Хотя какой я свидетель? Говорят, что я ближе всех к месту убийства находился, кроме убийцы, конечно, и что с того? Я же ничего не видел, я вообще ничего не понял, у меня ни единой мысли об убийстве или чем-то там таком в голове не мелькнуло, пока крик не услышал и в квартиру не вбежал. Да и тогда… У меня тогда вообще никаких мыслей не было, если честно. Было, наоборот, какое-то странное ощущение, что я это не я, а какой-то сторонний наблюдатель, который смотрит, нет, не на труп, а на молодого парня, похожего на меня, на Мещерякова Романа Александровича, и удивляется, что тот ничего не чувствует, ни страха, ни любопытства, ни горя.

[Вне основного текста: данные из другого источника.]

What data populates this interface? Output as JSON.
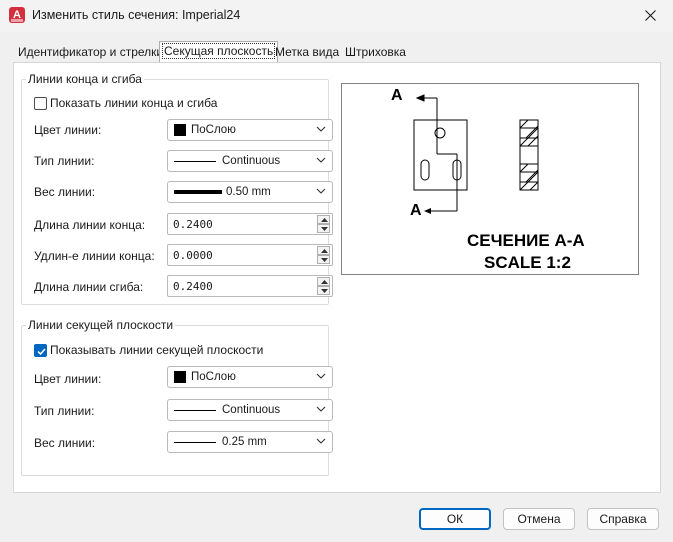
{
  "window": {
    "title": "Изменить стиль сечения: Imperial24",
    "app_icon_letter": "A",
    "icon": "close-icon"
  },
  "tabs": [
    {
      "label": "Идентификатор и стрелки"
    },
    {
      "label": "Секущая плоскость",
      "active": true
    },
    {
      "label": "Метка вида"
    },
    {
      "label": "Штриховка"
    }
  ],
  "end_lines": {
    "title": "Линии конца и сгиба",
    "show_label": "Показать линии конца и сгиба",
    "show_checked": false,
    "color_label": "Цвет линии:",
    "color_value": "ПоСлою",
    "type_label": "Тип линии:",
    "type_value": "Continuous",
    "weight_label": "Вес линии:",
    "weight_value": "0.50 mm",
    "end_length_label": "Длина линии конца:",
    "end_length_value": "0.2400",
    "extension_label": "Удлин-е линии конца:",
    "extension_value": "0.0000",
    "bend_length_label": "Длина линии сгиба:",
    "bend_length_value": "0.2400"
  },
  "cut_lines": {
    "title": "Линии секущей плоскости",
    "show_label": "Показывать линии секущей плоскости",
    "show_checked": true,
    "color_label": "Цвет линии:",
    "color_value": "ПоСлою",
    "type_label": "Тип линии:",
    "type_value": "Continuous",
    "weight_label": "Вес линии:",
    "weight_value": "0.25 mm"
  },
  "preview": {
    "marker_top": "A",
    "marker_bottom": "A",
    "caption_line1": "СЕЧЕНИЕ А-А",
    "caption_line2": "SCALE 1:2"
  },
  "buttons": {
    "ok": "ОК",
    "cancel": "Отмена",
    "help": "Справка"
  },
  "colors": {
    "accent": "#0067c0",
    "app_icon": "#d32f3c"
  }
}
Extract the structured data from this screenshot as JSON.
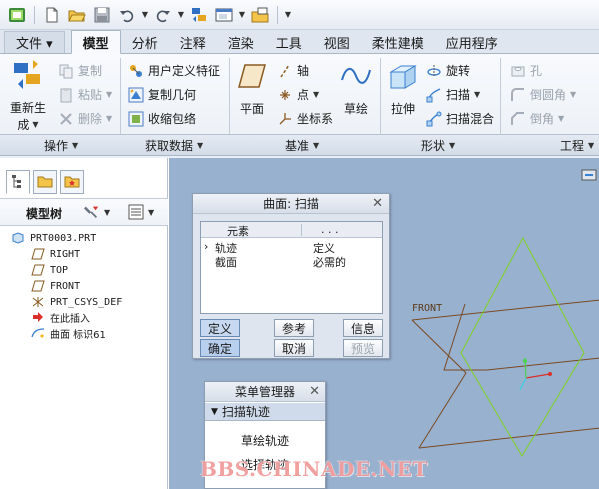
{
  "quick_access": {
    "icons": [
      "app-icon",
      "new-icon",
      "open-icon",
      "save-icon",
      "undo-icon",
      "redo-icon",
      "regenerate-icon",
      "windows-icon",
      "close-window-icon",
      "customize-icon"
    ]
  },
  "tabs": [
    {
      "label": "文件 ▾",
      "active": false
    },
    {
      "label": "模型",
      "active": true
    },
    {
      "label": "分析",
      "active": false
    },
    {
      "label": "注释",
      "active": false
    },
    {
      "label": "渲染",
      "active": false
    },
    {
      "label": "工具",
      "active": false
    },
    {
      "label": "视图",
      "active": false
    },
    {
      "label": "柔性建模",
      "active": false
    },
    {
      "label": "应用程序",
      "active": false
    }
  ],
  "ribbon": {
    "operations": {
      "regenerate_line1": "重新生",
      "regenerate_line2": "成",
      "copy": "复制",
      "paste": "粘贴",
      "delete": "删除",
      "group_label": "操作"
    },
    "get_data": {
      "udf": "用户定义特征",
      "copy_geometry": "复制几何",
      "shrinkwrap": "收缩包络",
      "group_label": "获取数据"
    },
    "datum": {
      "plane": "平面",
      "axis": "轴",
      "point": "点",
      "csys": "坐标系",
      "sketch": "草绘",
      "group_label": "基准"
    },
    "shapes": {
      "extrude": "拉伸",
      "revolve": "旋转",
      "sweep": "扫描",
      "swept_blend": "扫描混合",
      "group_label": "形状"
    },
    "engineering": {
      "hole": "孔",
      "round": "倒圆角",
      "chamfer": "倒角",
      "group_label": "工程"
    }
  },
  "model_tree": {
    "title": "模型树",
    "items": [
      {
        "label": "PRT0003.PRT",
        "icon": "part-icon"
      },
      {
        "label": "RIGHT",
        "icon": "datum-plane-icon"
      },
      {
        "label": "TOP",
        "icon": "datum-plane-icon"
      },
      {
        "label": "FRONT",
        "icon": "datum-plane-icon"
      },
      {
        "label": "PRT_CSYS_DEF",
        "icon": "csys-icon"
      },
      {
        "label": "在此插入",
        "icon": "insert-here-icon"
      },
      {
        "label": "曲面 标识61",
        "icon": "surface-icon"
      }
    ]
  },
  "sweep_dialog": {
    "title": "曲面: 扫描",
    "col_element": "元素",
    "col_info": ". . .",
    "rows": [
      {
        "element": "轨迹",
        "info": "定义",
        "current": true
      },
      {
        "element": "截面",
        "info": "必需的",
        "current": false
      }
    ],
    "buttons": {
      "define": "定义",
      "reference": "参考",
      "info": "信息",
      "ok": "确定",
      "cancel": "取消",
      "preview": "预览"
    }
  },
  "menu_manager": {
    "title": "菜单管理器",
    "submenu": "扫描轨迹",
    "items": [
      "草绘轨迹",
      "选择轨迹"
    ]
  },
  "viewport": {
    "plane_label": "FRONT",
    "colors": {
      "background": "#98b1cf",
      "plane_brown": "#7a4a22",
      "plane_green": "#7ed321"
    }
  },
  "watermark": "BBS.CHINADE.NET"
}
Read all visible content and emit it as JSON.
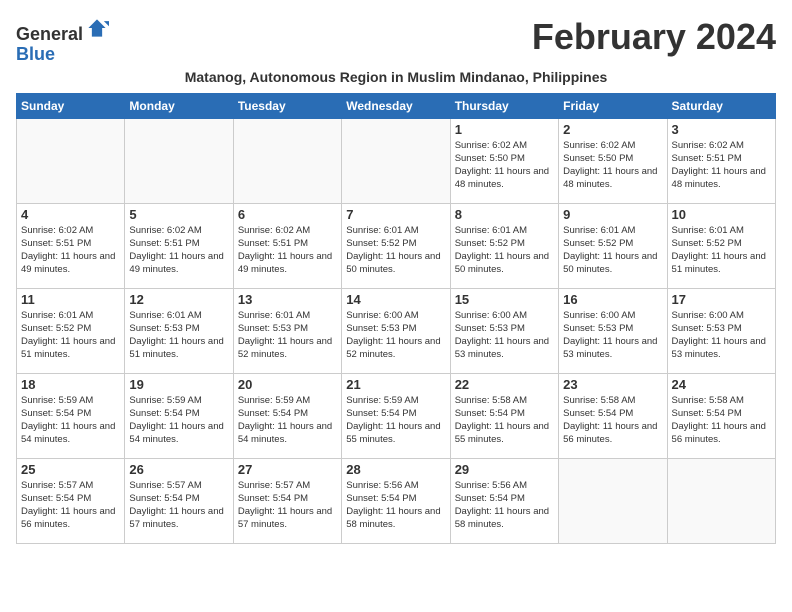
{
  "logo": {
    "general": "General",
    "blue": "Blue"
  },
  "title": "February 2024",
  "subtitle": "Matanog, Autonomous Region in Muslim Mindanao, Philippines",
  "days_of_week": [
    "Sunday",
    "Monday",
    "Tuesday",
    "Wednesday",
    "Thursday",
    "Friday",
    "Saturday"
  ],
  "weeks": [
    {
      "days": [
        {
          "number": "",
          "info": ""
        },
        {
          "number": "",
          "info": ""
        },
        {
          "number": "",
          "info": ""
        },
        {
          "number": "",
          "info": ""
        },
        {
          "number": "1",
          "sunrise": "6:02 AM",
          "sunset": "5:50 PM",
          "daylight": "11 hours and 48 minutes."
        },
        {
          "number": "2",
          "sunrise": "6:02 AM",
          "sunset": "5:50 PM",
          "daylight": "11 hours and 48 minutes."
        },
        {
          "number": "3",
          "sunrise": "6:02 AM",
          "sunset": "5:51 PM",
          "daylight": "11 hours and 48 minutes."
        }
      ]
    },
    {
      "days": [
        {
          "number": "4",
          "sunrise": "6:02 AM",
          "sunset": "5:51 PM",
          "daylight": "11 hours and 49 minutes."
        },
        {
          "number": "5",
          "sunrise": "6:02 AM",
          "sunset": "5:51 PM",
          "daylight": "11 hours and 49 minutes."
        },
        {
          "number": "6",
          "sunrise": "6:02 AM",
          "sunset": "5:51 PM",
          "daylight": "11 hours and 49 minutes."
        },
        {
          "number": "7",
          "sunrise": "6:01 AM",
          "sunset": "5:52 PM",
          "daylight": "11 hours and 50 minutes."
        },
        {
          "number": "8",
          "sunrise": "6:01 AM",
          "sunset": "5:52 PM",
          "daylight": "11 hours and 50 minutes."
        },
        {
          "number": "9",
          "sunrise": "6:01 AM",
          "sunset": "5:52 PM",
          "daylight": "11 hours and 50 minutes."
        },
        {
          "number": "10",
          "sunrise": "6:01 AM",
          "sunset": "5:52 PM",
          "daylight": "11 hours and 51 minutes."
        }
      ]
    },
    {
      "days": [
        {
          "number": "11",
          "sunrise": "6:01 AM",
          "sunset": "5:52 PM",
          "daylight": "11 hours and 51 minutes."
        },
        {
          "number": "12",
          "sunrise": "6:01 AM",
          "sunset": "5:53 PM",
          "daylight": "11 hours and 51 minutes."
        },
        {
          "number": "13",
          "sunrise": "6:01 AM",
          "sunset": "5:53 PM",
          "daylight": "11 hours and 52 minutes."
        },
        {
          "number": "14",
          "sunrise": "6:00 AM",
          "sunset": "5:53 PM",
          "daylight": "11 hours and 52 minutes."
        },
        {
          "number": "15",
          "sunrise": "6:00 AM",
          "sunset": "5:53 PM",
          "daylight": "11 hours and 53 minutes."
        },
        {
          "number": "16",
          "sunrise": "6:00 AM",
          "sunset": "5:53 PM",
          "daylight": "11 hours and 53 minutes."
        },
        {
          "number": "17",
          "sunrise": "6:00 AM",
          "sunset": "5:53 PM",
          "daylight": "11 hours and 53 minutes."
        }
      ]
    },
    {
      "days": [
        {
          "number": "18",
          "sunrise": "5:59 AM",
          "sunset": "5:54 PM",
          "daylight": "11 hours and 54 minutes."
        },
        {
          "number": "19",
          "sunrise": "5:59 AM",
          "sunset": "5:54 PM",
          "daylight": "11 hours and 54 minutes."
        },
        {
          "number": "20",
          "sunrise": "5:59 AM",
          "sunset": "5:54 PM",
          "daylight": "11 hours and 54 minutes."
        },
        {
          "number": "21",
          "sunrise": "5:59 AM",
          "sunset": "5:54 PM",
          "daylight": "11 hours and 55 minutes."
        },
        {
          "number": "22",
          "sunrise": "5:58 AM",
          "sunset": "5:54 PM",
          "daylight": "11 hours and 55 minutes."
        },
        {
          "number": "23",
          "sunrise": "5:58 AM",
          "sunset": "5:54 PM",
          "daylight": "11 hours and 56 minutes."
        },
        {
          "number": "24",
          "sunrise": "5:58 AM",
          "sunset": "5:54 PM",
          "daylight": "11 hours and 56 minutes."
        }
      ]
    },
    {
      "days": [
        {
          "number": "25",
          "sunrise": "5:57 AM",
          "sunset": "5:54 PM",
          "daylight": "11 hours and 56 minutes."
        },
        {
          "number": "26",
          "sunrise": "5:57 AM",
          "sunset": "5:54 PM",
          "daylight": "11 hours and 57 minutes."
        },
        {
          "number": "27",
          "sunrise": "5:57 AM",
          "sunset": "5:54 PM",
          "daylight": "11 hours and 57 minutes."
        },
        {
          "number": "28",
          "sunrise": "5:56 AM",
          "sunset": "5:54 PM",
          "daylight": "11 hours and 58 minutes."
        },
        {
          "number": "29",
          "sunrise": "5:56 AM",
          "sunset": "5:54 PM",
          "daylight": "11 hours and 58 minutes."
        },
        {
          "number": "",
          "info": ""
        },
        {
          "number": "",
          "info": ""
        }
      ]
    }
  ]
}
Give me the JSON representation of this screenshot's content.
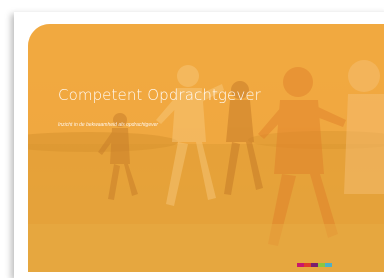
{
  "document": {
    "title": "Competent Opdrachtgever",
    "subtitle": "Inzicht in de bekwaamheid als opdrachtgever"
  },
  "cover_image": {
    "icon": "children-running-photo",
    "overlay_color": "#f0a53a"
  },
  "color_bar": {
    "colors": [
      "#c8176c",
      "#e03a2a",
      "#7a1e6e",
      "#8cc63f",
      "#4fb0c6"
    ]
  }
}
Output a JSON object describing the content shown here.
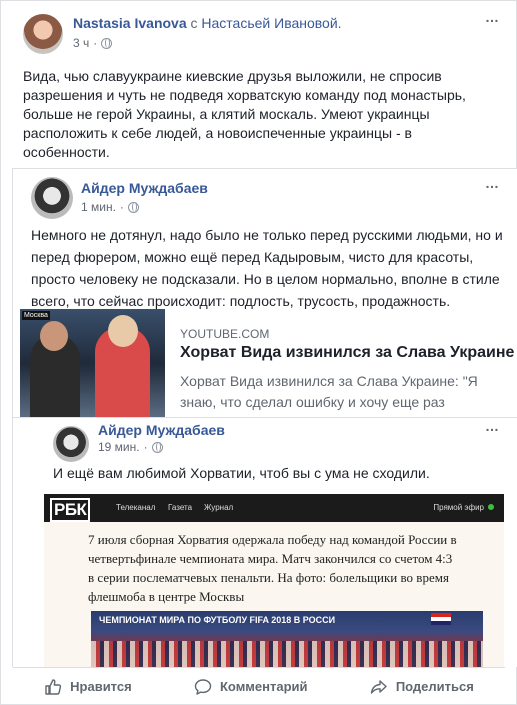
{
  "post": {
    "author": "Nastasia Ivanova",
    "with_word": "с",
    "with_person": "Настасьей Ивановой.",
    "time": "3 ч",
    "more_icon": "…",
    "text": "Вида, чью славуукраине киевские друзья выложили, не спросив\nразрешения и чуть не подведя хорватскую команду под монастырь,\nбольше не герой Украины, а клятий москаль. Умеют украинцы\nрасположить к себе людей, а новоиспеченные украинцы - в\nособенности."
  },
  "shared1": {
    "author": "Айдер Муждабаев",
    "time": "1 мин.",
    "text": "Немного не дотянул, надо было не только перед русскими людьми, но и\nперед фюрером, можно ещё перед Кадыровым, чисто для красоты,\nпросто человеку не подсказали. Но в целом нормально, вполне в стиле\nвсего, что сейчас происходит: подлость, трусость, продажность.",
    "link": {
      "domain": "YOUTUBE.COM",
      "title": "Хорват Вида извинился за Слава Украине",
      "description": "Хорват Вида извинился за Слава Украине: \"Я\nзнаю, что сделал ошибку и хочу еще раз\nизвиниться перед русскими людьми» — сказал",
      "thumb_tag": "Москва"
    }
  },
  "shared2": {
    "author": "Айдер Муждабаев",
    "time": "19 мин.",
    "text": "И ещё вам любимой Хорватии, чтоб вы с ума не сходили.",
    "rbk": {
      "logo": "РБК",
      "nav": [
        "Телеканал",
        "Газета",
        "Журнал"
      ],
      "live": "Прямой эфир",
      "article": "7 июля сборная Хорватия одержала победу над командой России в\nчетвертьфинале чемпионата мира. Матч закончился со счетом 4:3\nв серии послематчевых пенальти. На фото: болельщики во время\nфлешмоба в центре Москвы",
      "photo_caption": "ЧЕМПИОНАТ МИРА ПО ФУТБОЛУ FIFA 2018 В РОССИ"
    }
  },
  "actions": {
    "like": "Нравится",
    "comment": "Комментарий",
    "share": "Поделиться"
  }
}
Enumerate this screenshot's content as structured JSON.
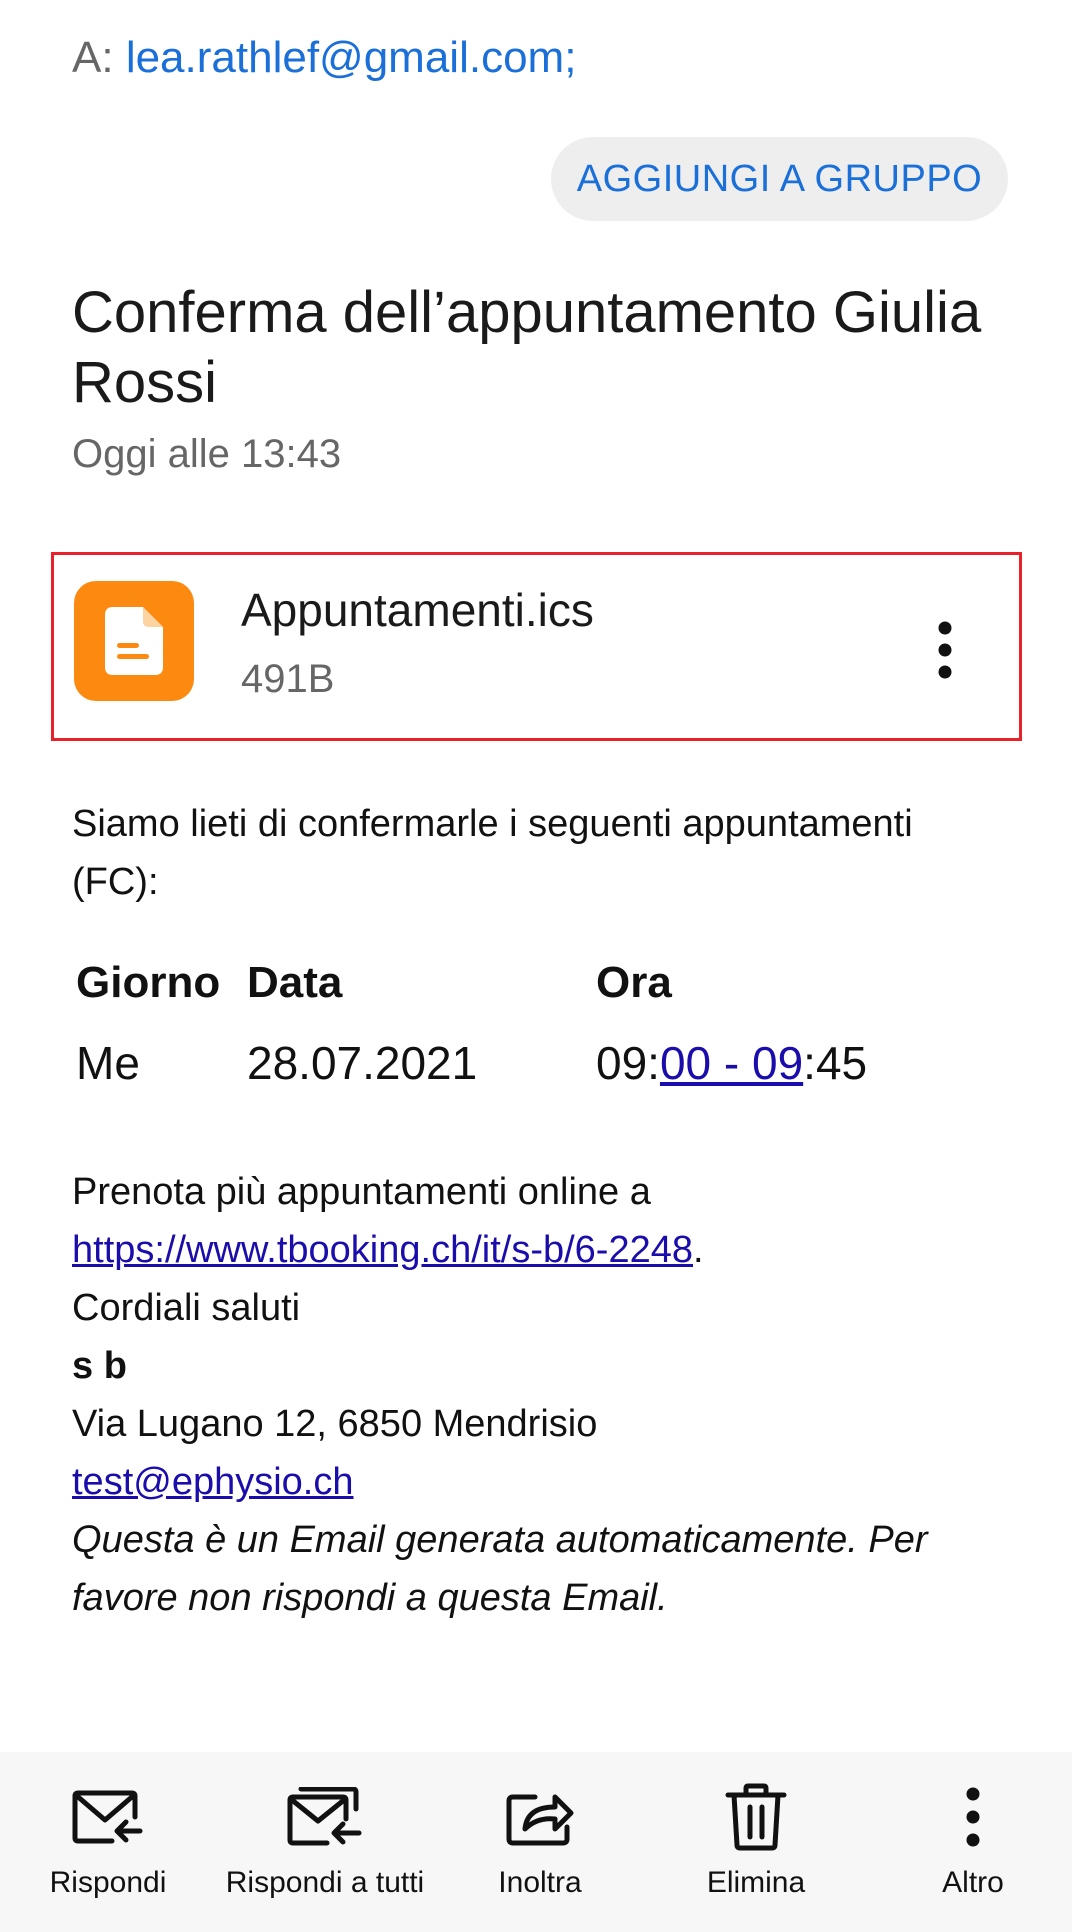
{
  "header": {
    "to_prefix": "A:",
    "to_address": "lea.rathlef@gmail.com;",
    "add_to_group_label": "AGGIUNGI A GRUPPO"
  },
  "message": {
    "subject": "Conferma dell’appuntamento Giulia Rossi",
    "date": "Oggi alle 13:43"
  },
  "attachment": {
    "name": "Appuntamenti.ics",
    "size": "491B",
    "icon": "document-icon",
    "icon_color": "#fd8a10",
    "highlight_color": "#e8212b"
  },
  "body": {
    "intro": "Siamo lieti di confermarle i seguenti appuntamenti (FC):",
    "table": {
      "headers": [
        "Giorno",
        "Data",
        "Ora"
      ],
      "row": {
        "giorno": "Me",
        "data": "28.07.2021",
        "ora_start": "09:",
        "ora_link": "00 - 09",
        "ora_end": ":45"
      }
    },
    "booking_text": "Prenota più appuntamenti online a",
    "booking_link": "https://www.tbooking.ch/it/s-b/6-2248",
    "booking_suffix": ".",
    "greeting": "Cordiali saluti",
    "sender_name": "s b",
    "address": "Via Lugano 12, 6850 Mendrisio",
    "email": "test@ephysio.ch",
    "disclaimer": "Questa è un Email generata automaticamente. Per favore non rispondi a questa Email."
  },
  "toolbar": {
    "items": [
      {
        "label": "Rispondi",
        "icon": "reply-icon"
      },
      {
        "label": "Rispondi a tutti",
        "icon": "reply-all-icon"
      },
      {
        "label": "Inoltra",
        "icon": "forward-icon"
      },
      {
        "label": "Elimina",
        "icon": "trash-icon"
      },
      {
        "label": "Altro",
        "icon": "more-vertical-icon"
      }
    ]
  },
  "colors": {
    "accent": "#1a6fd8",
    "link": "#1a0dab"
  }
}
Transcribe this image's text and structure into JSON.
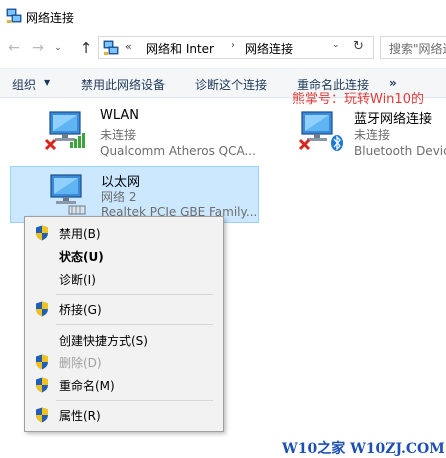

А ведь вроде как должен был чувствовать. Я же мертвяков ни разу в жизни не видел, даже на похоронах никогда не бывал. А тут смотрю и – ничего. Как на куклу смотрю. Кровь лужей, блестит и растекается. Хоть и недолго смотрел, может, секунду или две, а почему-то отметил, что – растекается. Еще подумал, что наверно в ковер впитывается, за счет капиллярных сил. А еще – что ковер теперь выбросить придется, дорогой ковер, но не отмоешь. «Какой ты смелый», – это Машка сказала.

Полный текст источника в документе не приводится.